Converting the Auto Club Speedway from its current two-mile configuration, which is due to be used for the last time next year, to a short track in the coming years will help. Show races in Los Angeles and North Wilkesboro could also help give fans an extra short fix.
Despite the large number of big tracks, the new Gen 7 really helped make the schedule look more refreshing than the crash offerings. The car helped keep things interesting all around, as evidenced by parity this season.

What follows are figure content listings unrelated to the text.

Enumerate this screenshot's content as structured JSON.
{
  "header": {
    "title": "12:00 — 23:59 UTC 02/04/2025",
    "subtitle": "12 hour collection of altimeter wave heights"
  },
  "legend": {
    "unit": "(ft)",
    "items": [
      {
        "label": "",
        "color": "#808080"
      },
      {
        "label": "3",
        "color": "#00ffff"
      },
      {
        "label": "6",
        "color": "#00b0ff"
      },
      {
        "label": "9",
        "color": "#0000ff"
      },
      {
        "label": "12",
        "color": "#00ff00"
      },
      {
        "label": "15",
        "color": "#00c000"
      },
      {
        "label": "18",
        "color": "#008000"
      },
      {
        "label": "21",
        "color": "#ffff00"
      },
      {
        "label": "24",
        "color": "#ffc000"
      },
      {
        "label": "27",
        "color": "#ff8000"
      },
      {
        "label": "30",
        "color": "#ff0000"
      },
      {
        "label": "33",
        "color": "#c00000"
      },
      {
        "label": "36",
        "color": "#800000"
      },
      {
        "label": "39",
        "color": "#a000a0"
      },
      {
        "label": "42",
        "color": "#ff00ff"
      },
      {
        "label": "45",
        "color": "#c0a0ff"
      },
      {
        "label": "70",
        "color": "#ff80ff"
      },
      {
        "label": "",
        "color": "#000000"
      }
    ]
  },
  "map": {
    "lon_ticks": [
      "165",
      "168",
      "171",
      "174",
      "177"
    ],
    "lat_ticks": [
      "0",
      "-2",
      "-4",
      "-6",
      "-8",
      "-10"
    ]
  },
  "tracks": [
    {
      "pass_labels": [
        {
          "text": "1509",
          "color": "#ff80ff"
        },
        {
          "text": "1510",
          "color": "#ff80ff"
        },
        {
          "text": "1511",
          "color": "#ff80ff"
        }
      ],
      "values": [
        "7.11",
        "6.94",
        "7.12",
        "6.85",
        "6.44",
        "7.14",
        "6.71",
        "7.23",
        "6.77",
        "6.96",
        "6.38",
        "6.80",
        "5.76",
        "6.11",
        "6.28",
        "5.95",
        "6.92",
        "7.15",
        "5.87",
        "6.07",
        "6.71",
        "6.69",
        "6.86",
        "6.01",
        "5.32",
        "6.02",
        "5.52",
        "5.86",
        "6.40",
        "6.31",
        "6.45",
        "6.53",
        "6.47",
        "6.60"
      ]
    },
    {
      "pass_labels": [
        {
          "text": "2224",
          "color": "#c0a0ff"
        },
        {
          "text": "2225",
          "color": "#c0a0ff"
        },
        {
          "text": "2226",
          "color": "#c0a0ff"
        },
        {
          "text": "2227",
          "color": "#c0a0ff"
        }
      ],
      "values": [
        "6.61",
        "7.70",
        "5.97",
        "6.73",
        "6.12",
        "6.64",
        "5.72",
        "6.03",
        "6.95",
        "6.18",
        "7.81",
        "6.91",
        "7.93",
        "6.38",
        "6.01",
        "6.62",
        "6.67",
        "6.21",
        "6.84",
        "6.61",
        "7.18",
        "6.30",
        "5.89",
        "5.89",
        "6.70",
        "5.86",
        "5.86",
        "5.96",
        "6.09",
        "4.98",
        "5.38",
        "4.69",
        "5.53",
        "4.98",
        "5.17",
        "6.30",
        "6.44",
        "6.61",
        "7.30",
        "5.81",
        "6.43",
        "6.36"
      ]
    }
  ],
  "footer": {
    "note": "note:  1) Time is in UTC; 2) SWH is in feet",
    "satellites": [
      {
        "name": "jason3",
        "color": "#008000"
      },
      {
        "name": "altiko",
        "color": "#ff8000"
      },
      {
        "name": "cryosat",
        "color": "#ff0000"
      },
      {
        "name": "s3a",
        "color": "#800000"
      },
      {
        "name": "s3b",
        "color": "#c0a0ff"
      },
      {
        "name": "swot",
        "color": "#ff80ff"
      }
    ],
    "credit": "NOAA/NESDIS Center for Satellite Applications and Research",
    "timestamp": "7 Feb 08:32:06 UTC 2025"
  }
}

With dirt racing, street-track racing, more road course racing, and racing intermediate tracks, as well as a mix of traditional places and stops in new urban markets, NASCAR seems to have found its perfect schedule.
But that doesn’t mean it has to become the status quo again.
In an age of increased competition for shorter periods of interest, change is necessary to prevent fans from getting bored. All major league sports change their schedule from year to year – you won’t see the same NFL games in the first, second, and third week of each season.
NASCAR has its traditions, like the Daytona 500 season opener, but there’s no reason not to change the order of funky races and playoff races to keep things fresh. It will also allow local fans to enjoy the races at different times of the year, including bringing excitement to new markets.
While NASCAR seems to have found a great mix of tracks, they should look to change over seven spots in their calendar year to year for future seasons.